For a good company to be a good investment, it must be priced (valued) correctly.
Investors gain from a stock investment by buying at a price that is below the actual value. Over time, a good company will reward the investor with dividends and growth in the stock’s price. There is nothing wrong with wanting a piece of this type of company. The problem comes when you are a late arrival and the price of admission (stock price) has climbed too high.
Investors eager to get a piece of the action may bid up the stock’s price to a level where future price appreciation is uncertain.
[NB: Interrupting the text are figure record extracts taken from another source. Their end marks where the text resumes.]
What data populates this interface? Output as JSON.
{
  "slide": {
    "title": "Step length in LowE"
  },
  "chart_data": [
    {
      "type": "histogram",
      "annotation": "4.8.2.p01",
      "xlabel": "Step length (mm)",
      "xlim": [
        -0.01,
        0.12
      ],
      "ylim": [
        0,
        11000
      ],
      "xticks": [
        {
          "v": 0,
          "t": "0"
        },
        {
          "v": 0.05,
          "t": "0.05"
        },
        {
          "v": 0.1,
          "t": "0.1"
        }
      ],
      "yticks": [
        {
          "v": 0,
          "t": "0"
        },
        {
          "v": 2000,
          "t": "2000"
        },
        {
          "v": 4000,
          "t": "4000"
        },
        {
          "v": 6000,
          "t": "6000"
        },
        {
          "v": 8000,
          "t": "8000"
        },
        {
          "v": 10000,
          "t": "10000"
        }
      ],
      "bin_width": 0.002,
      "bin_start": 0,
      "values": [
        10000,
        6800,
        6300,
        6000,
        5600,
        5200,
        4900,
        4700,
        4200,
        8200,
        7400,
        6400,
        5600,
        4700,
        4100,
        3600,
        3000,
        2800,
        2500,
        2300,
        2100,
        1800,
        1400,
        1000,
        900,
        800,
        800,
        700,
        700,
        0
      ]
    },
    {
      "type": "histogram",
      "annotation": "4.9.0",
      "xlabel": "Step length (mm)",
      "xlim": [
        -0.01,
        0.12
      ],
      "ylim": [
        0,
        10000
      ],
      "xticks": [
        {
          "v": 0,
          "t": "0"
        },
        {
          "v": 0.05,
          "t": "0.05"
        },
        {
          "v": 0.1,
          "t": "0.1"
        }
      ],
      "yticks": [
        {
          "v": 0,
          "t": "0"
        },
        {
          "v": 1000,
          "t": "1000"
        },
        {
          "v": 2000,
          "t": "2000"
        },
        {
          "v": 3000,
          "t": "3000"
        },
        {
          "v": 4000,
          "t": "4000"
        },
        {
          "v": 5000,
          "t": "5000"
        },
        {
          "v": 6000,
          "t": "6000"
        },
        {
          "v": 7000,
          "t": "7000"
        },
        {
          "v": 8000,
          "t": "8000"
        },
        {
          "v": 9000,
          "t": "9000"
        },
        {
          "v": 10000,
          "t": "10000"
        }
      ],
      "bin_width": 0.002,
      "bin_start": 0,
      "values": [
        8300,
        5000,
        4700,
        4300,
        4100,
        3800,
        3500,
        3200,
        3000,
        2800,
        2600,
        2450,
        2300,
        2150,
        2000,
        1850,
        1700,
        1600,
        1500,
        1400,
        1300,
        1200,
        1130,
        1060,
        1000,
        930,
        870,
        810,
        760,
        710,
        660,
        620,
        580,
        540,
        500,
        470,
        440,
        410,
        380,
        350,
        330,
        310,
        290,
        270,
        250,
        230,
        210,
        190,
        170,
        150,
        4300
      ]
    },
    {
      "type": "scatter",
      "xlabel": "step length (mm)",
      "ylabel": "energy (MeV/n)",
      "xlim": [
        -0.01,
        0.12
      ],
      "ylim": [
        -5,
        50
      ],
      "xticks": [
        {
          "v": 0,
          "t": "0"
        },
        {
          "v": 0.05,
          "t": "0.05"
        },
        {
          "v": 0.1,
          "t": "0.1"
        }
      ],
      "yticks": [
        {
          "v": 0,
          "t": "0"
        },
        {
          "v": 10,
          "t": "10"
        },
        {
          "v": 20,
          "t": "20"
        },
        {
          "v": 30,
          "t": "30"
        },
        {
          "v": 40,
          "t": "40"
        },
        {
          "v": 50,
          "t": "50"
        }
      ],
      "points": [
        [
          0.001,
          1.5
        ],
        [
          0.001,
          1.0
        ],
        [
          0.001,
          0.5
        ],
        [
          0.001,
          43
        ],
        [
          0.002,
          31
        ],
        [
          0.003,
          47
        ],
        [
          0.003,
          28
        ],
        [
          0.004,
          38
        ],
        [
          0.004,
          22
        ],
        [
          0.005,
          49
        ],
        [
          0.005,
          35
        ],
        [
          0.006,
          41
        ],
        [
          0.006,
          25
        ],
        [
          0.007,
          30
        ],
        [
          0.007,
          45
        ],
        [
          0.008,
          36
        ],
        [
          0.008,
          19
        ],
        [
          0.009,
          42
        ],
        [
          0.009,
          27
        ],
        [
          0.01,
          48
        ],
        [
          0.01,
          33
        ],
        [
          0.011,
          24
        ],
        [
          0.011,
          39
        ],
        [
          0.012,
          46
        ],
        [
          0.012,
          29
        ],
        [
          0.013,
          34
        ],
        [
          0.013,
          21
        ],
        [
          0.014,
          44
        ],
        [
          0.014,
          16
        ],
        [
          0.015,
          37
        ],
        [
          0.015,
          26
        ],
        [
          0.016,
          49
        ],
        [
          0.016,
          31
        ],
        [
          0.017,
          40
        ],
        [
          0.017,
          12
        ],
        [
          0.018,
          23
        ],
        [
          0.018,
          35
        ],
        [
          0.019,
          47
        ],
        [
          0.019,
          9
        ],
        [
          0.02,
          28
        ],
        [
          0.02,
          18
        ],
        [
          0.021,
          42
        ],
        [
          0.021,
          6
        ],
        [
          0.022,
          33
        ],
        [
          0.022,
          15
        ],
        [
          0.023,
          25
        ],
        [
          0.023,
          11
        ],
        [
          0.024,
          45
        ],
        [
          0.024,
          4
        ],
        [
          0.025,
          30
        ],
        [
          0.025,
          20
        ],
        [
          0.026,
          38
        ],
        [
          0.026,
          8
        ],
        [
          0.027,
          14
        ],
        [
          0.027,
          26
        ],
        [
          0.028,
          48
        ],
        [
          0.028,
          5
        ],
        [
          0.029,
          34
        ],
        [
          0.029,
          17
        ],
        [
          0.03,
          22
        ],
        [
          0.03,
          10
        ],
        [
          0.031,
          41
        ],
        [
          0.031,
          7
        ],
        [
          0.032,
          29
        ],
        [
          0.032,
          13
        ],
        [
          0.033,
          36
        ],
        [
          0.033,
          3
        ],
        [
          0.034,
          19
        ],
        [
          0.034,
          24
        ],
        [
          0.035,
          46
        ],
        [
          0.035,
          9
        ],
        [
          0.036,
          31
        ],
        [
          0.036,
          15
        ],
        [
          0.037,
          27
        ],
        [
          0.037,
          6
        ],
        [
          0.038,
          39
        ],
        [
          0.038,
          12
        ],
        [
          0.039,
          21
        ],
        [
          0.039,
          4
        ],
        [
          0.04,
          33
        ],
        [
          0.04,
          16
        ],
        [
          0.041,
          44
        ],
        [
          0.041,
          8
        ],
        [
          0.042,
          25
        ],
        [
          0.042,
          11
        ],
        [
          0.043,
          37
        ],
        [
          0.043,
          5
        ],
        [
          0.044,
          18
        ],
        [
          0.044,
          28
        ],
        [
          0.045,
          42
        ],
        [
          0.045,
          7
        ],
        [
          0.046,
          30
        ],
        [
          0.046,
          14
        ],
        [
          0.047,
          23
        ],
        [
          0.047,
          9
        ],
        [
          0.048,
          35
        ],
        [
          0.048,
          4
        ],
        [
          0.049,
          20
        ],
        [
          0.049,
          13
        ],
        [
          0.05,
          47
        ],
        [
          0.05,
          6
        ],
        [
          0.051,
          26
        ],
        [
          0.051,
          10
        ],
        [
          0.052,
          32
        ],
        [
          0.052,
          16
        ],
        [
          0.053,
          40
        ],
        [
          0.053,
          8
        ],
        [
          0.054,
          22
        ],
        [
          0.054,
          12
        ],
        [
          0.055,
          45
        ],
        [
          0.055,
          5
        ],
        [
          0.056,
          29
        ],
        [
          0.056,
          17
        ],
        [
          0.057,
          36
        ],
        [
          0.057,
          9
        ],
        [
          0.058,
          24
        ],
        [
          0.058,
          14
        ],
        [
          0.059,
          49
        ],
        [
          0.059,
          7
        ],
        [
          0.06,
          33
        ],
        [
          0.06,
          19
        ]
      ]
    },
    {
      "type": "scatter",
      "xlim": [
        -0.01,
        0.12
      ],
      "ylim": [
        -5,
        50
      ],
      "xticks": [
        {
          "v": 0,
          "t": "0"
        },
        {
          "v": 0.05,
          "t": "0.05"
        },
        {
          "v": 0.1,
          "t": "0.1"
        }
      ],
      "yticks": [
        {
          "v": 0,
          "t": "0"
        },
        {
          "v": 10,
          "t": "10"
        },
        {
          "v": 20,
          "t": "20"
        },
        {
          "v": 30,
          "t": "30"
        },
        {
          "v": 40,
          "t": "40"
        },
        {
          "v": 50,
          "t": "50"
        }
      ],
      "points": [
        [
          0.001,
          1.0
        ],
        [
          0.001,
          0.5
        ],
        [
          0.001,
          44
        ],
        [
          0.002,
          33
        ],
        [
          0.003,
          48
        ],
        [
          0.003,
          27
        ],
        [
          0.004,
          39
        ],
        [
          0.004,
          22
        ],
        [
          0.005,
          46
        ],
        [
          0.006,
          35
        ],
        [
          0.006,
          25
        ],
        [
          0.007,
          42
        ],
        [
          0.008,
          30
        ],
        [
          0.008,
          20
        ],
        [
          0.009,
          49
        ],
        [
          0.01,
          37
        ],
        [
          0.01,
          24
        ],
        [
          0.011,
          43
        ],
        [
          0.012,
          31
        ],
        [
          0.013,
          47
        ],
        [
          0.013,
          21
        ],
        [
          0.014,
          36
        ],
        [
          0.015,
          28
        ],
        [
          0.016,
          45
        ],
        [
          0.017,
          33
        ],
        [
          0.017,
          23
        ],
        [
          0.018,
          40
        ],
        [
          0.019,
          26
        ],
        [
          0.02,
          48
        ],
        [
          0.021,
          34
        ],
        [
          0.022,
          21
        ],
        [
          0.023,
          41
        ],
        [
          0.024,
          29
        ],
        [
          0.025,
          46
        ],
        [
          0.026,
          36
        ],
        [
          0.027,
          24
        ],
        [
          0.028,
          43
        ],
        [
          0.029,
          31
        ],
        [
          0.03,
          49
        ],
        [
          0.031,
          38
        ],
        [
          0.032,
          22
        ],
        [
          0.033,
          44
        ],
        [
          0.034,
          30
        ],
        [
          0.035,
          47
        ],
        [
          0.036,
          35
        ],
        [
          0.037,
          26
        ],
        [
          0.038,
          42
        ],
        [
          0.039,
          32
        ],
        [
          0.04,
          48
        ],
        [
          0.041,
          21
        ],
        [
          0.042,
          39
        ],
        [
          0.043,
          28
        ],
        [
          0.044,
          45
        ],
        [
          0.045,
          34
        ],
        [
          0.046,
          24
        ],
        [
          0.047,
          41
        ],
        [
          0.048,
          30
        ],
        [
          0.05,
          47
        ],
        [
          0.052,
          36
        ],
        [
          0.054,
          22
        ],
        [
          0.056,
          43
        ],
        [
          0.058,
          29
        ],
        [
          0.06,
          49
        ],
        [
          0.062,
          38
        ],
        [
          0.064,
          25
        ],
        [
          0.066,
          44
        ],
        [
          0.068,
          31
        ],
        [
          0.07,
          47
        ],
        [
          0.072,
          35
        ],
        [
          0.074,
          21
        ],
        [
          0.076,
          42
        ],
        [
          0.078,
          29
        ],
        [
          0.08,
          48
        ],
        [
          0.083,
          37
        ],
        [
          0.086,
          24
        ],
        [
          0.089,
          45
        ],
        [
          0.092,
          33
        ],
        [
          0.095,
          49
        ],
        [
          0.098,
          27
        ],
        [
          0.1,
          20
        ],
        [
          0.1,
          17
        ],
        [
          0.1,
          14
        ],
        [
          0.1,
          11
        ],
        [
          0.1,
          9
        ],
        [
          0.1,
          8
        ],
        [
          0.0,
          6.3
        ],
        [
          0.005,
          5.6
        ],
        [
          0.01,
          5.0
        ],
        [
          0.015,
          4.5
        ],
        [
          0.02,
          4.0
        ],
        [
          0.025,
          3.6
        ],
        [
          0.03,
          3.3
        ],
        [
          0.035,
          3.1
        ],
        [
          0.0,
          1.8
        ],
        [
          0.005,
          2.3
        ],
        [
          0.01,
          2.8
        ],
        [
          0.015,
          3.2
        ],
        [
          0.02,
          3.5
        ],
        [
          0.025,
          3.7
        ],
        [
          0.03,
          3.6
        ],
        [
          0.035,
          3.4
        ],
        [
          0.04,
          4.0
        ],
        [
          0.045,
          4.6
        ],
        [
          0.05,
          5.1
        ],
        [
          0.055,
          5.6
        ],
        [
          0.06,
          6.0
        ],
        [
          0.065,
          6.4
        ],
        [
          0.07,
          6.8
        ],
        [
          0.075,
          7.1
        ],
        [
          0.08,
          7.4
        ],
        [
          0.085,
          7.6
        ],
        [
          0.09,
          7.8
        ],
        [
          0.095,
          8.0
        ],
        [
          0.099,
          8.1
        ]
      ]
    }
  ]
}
Too often, investors jump when they should stand back and take a hard look.
Ignoring dividends for a minute, you can get a rough idea of valuation by multiplying the earnings per share (EPS) by the price earnings ratio (P/E).
Remember P/E is a factor of how much investors are willing to pay for earnings.
So if a company is earning Rs. 10 per share and the P/E is 25, the stock should be worth Rs. 250 per share. If earning don’t change, but the P/E drops to 20 (meaning investors are not so excited about the company’s future prospects), the stock should now be worth Rs. 200 per share.
This is the problem of paying too much for the stock - if investor sentiment turns - the stock falls. Investors can’t predict what the market will do and how that might influence the stock’s price. Focusing on buying a stock at a discount to its worth as an operating company will help protect you from speculative influences on market price.
Of course, P/E is not the only or even the best measure of a stock’s true value, but it does illustrate why buying high is a dangerous strategy.